Comment acquérir en un temps record des technologies que l’on ne maîtrise pas? Pendant des années, les Chinois ont fait l’éponge, apprenant au contact des entreprises internationales auxquelles ils ouvraient progressivement – mais jamais totalement – leurs marchés. «Les Chinois tolèrent les étrangers là où leur technologie est insuffisante, mais avec l’idée de s’en passer dès qu’ils le pourront, remarque Patrick Artus. Nous leur vendons des Airbus mais leur objectif, à terme, est de produire, voire d’exporter leurs propres avions!»

 

L’acquisition de technologies étrangères se notamment fait via des joint venture sino-étrangères et des demandes de formation technico-industrielle à l'occasion de la signature d’un contrat.

 

Source : La Chine en quête de suprématie technologique

 

À la fin juin, la publication spécialisée Corporate Jet Investor évoquait également la démarche entreprise par AVIC, en précisant qu'outre Bombardier, trois autres entreprises y prenaient part: les américains Cessna et Hawker Beechcraft ainsi qu'Israel Aerospace Industries.

Le français Dassault et le brésilien Embraer auraient présenté des propositions, mais les auraient retirées, alors que l'américain Gulfstream n'aurait pas soumissionné.

Il faut dire qu'en avril, Embraer a convenu avec AVIC de convertir leur usine conjointe de Harbin pour y assembler des jets d'affaires Legacy. Jusque-là, l'usine construisait des biréacteurs régionaux ERJ-145 de 50 places, pour laquelle la demande a presque disparu.

Selon Corporate Jet Investor, la nouvelle coentreprise serait détenue à au moins 51 pour cent par AVIC et serait établie à Chengdu, la capitale de la province du Sichuan, dans le centre-ouest de la Chine.

Bien sûr, ils prennent contrôle de la nouvelle usine.

Danielle Boudreau, porte-parole de Bombardier Avions d'affaires, a rappelé jeudi que l'entreprise montréalaise avait des liens étroits avec AVIC, mais n'a pas voulu confirmer que des pourparlers étaient en cours au sujet d'une coentreprise.

Une filiale d'AVIC, Shenyang Aircraft Corporation, fabrique le fuselage central de la nouvelle gamme d'avions commerciaux de 110 à 149 places de Bombardier, la CSeries.

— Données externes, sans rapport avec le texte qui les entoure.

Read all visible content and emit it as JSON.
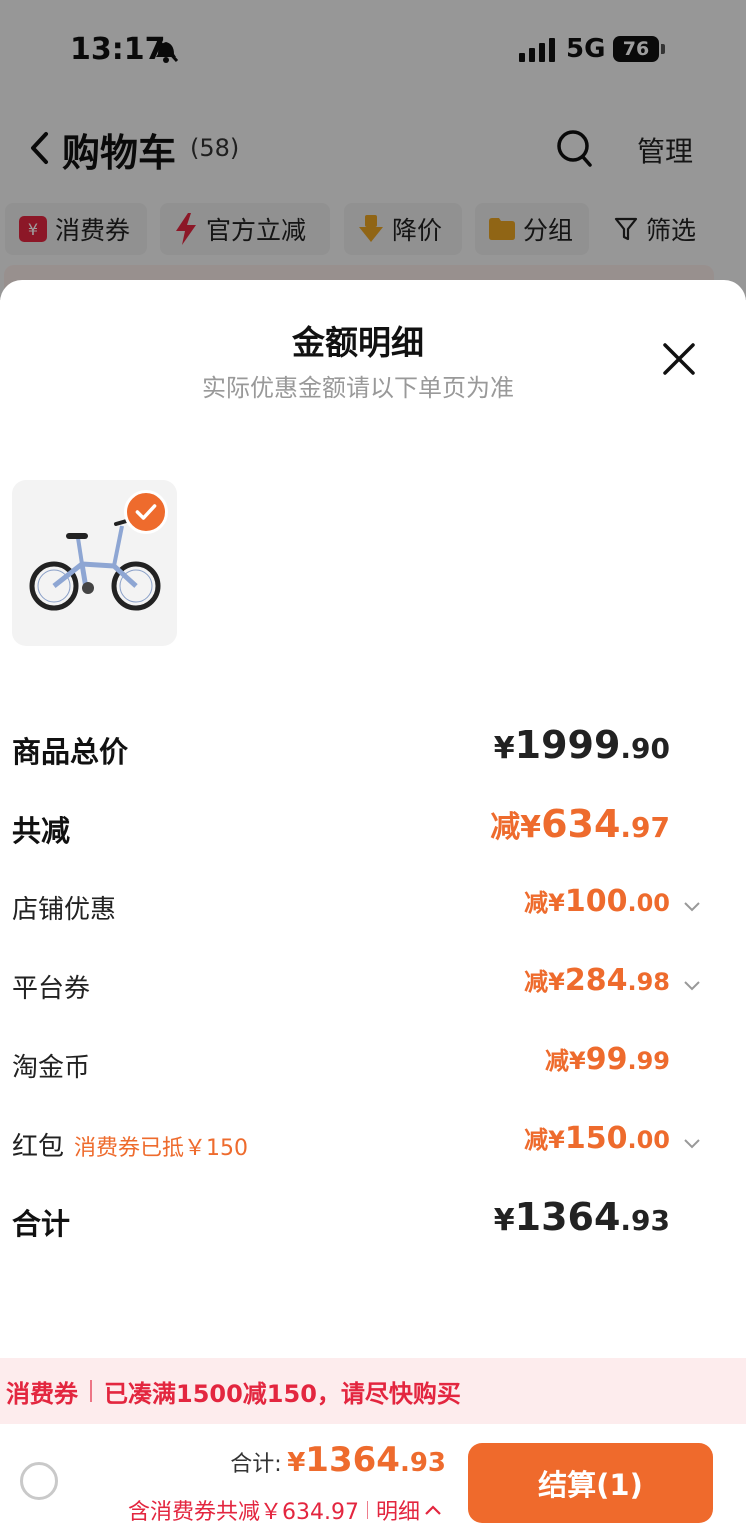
{
  "status_bar": {
    "time": "13:17",
    "network": "5G",
    "battery": "76"
  },
  "nav": {
    "title": "购物车",
    "count": "(58)",
    "manage": "管理"
  },
  "filters": [
    {
      "label": "消费券",
      "icon": "coupon-icon"
    },
    {
      "label": "官方立减",
      "icon": "lightning-icon"
    },
    {
      "label": "降价",
      "icon": "price-down-icon"
    },
    {
      "label": "分组",
      "icon": "folder-icon"
    },
    {
      "label": "筛选",
      "icon": "filter-icon"
    }
  ],
  "sheet": {
    "title": "金额明细",
    "subtitle": "实际优惠金额请以下单页为准",
    "product": {
      "image": "folding-bike",
      "selected": true
    },
    "rows": {
      "goods_total": {
        "label": "商品总价",
        "pre": "¥",
        "int": "1999",
        "dec": ".90"
      },
      "total_discount": {
        "label": "共减",
        "pre": "减¥",
        "int": "634",
        "dec": ".97"
      },
      "store_discount": {
        "label": "店铺优惠",
        "pre": "减¥",
        "int": "100",
        "dec": ".00"
      },
      "platform_coupon": {
        "label": "平台券",
        "pre": "减¥",
        "int": "284",
        "dec": ".98"
      },
      "taojinbi": {
        "label": "淘金币",
        "pre": "减¥",
        "int": "99",
        "dec": ".99"
      },
      "red_packet": {
        "label": "红包",
        "note": "消费券已抵￥150",
        "pre": "减¥",
        "int": "150",
        "dec": ".00"
      },
      "sum": {
        "label": "合计",
        "pre": "¥",
        "int": "1364",
        "dec": ".93"
      }
    }
  },
  "promo": {
    "tag": "消费券",
    "text": "已凑满1500减150，请尽快购买"
  },
  "checkout": {
    "total_label": "合计:",
    "pre": "¥",
    "int": "1364",
    "dec": ".93",
    "saving": "含消费券共减￥634.97",
    "detail": "明细",
    "pay_label": "结算(1)"
  },
  "colors": {
    "accent": "#ee6b2d",
    "promo_red": "#e3263f"
  }
}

Les gouvernements canadien et québécois ont donné des centaines de millions à Bombardier pour développer la C. Series, les Chinois très brillants, disent aux étrangers si tu veux notre marché, tu vas ouvrir une usine sur notre territoire, mais c'est nous qui en serons les propriétaires, conséquence, ils viennent d'avoir un beau transfert technologique, sans rien payer.

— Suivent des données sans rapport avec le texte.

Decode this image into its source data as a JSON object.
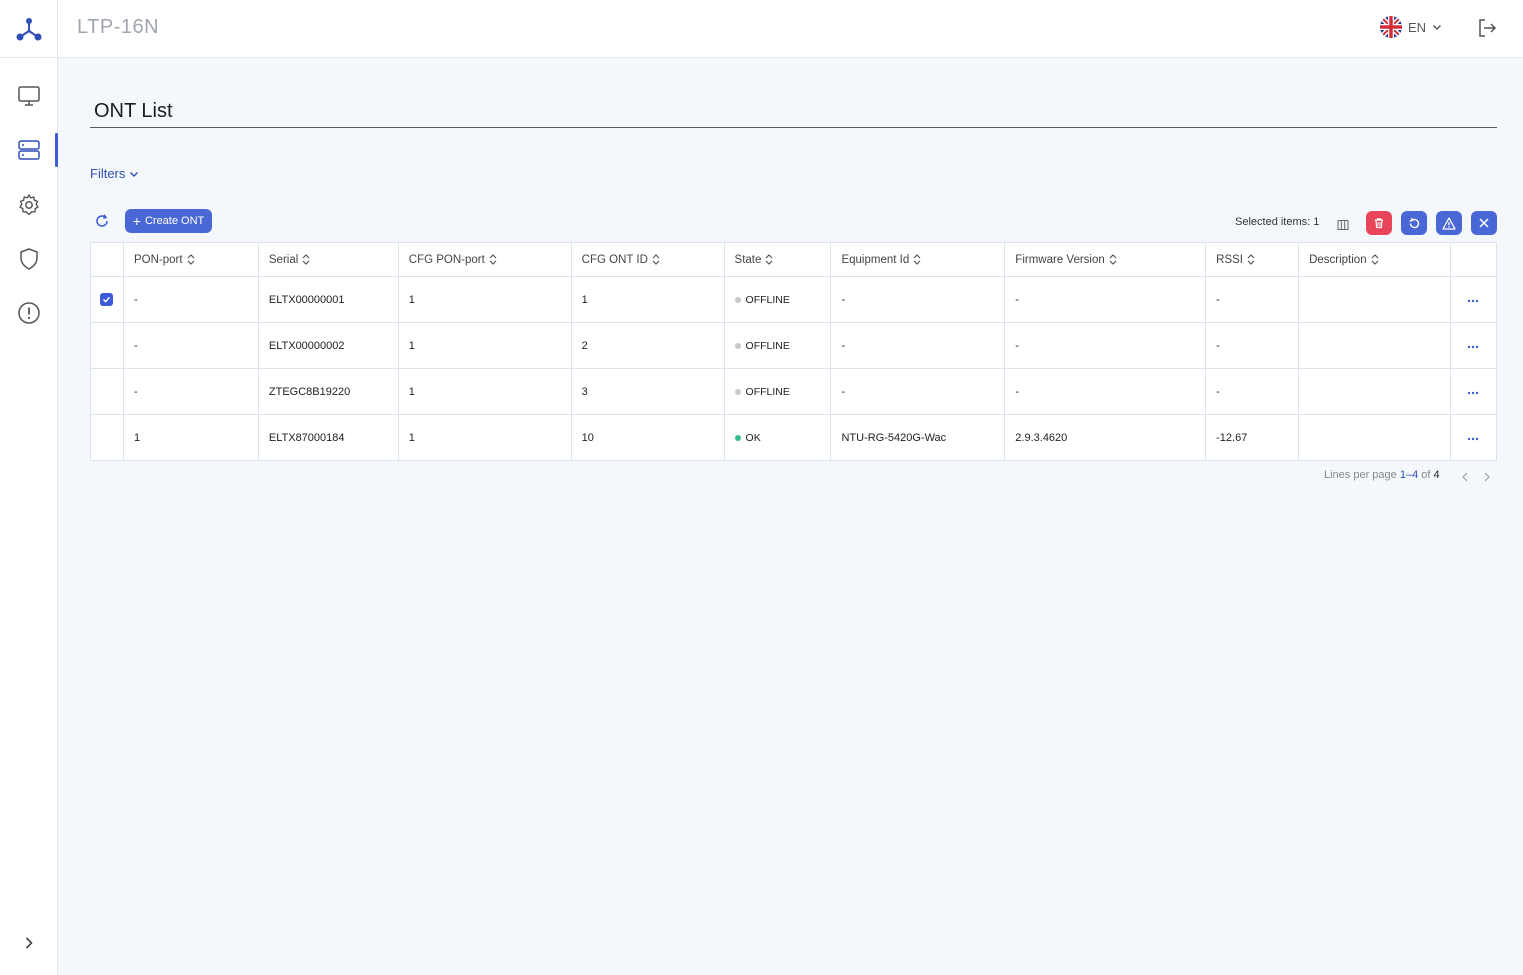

·         Les actionnaires de Bombardier sont bien contents.

·         Le peuple canadien et les Québécois se font arnaquer entre-temps.

L’art de détruire sa propre économie

Les analystes s'attendent à ce que le marché chinois de l'aviation d'affaires explose au cours des prochaines décennies. Les autorités allègent graduellement les restrictions sur l'utilisation de l'espace aérien chinois, ce qui devrait favoriser le développement de l'industrie.

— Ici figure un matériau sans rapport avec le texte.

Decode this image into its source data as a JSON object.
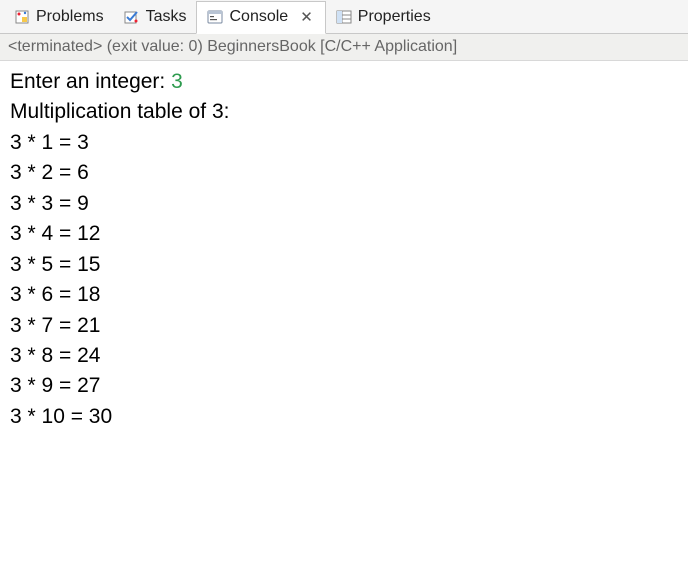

Environ 120 jets d'affaires sont actuellement enregistrés en Chine continentale, alors qu'il n'y en avait aucun il y a à peine une dizaine d'années.

Plus tôt ce mois-ci, la division de location d'avions de la banque chinoise Minsheng a indiqué son intention de commander 50 jets Gulfstream, une affaire de 2,6 milliards $ US. Pour sa part, Bombardier a ouvert un bureau de vente en Chine.

L'action de Bombardier a clôturé à 6,46 $ jeudi, en baisse de 1,2 pour cent, à la Bourse de Toronto.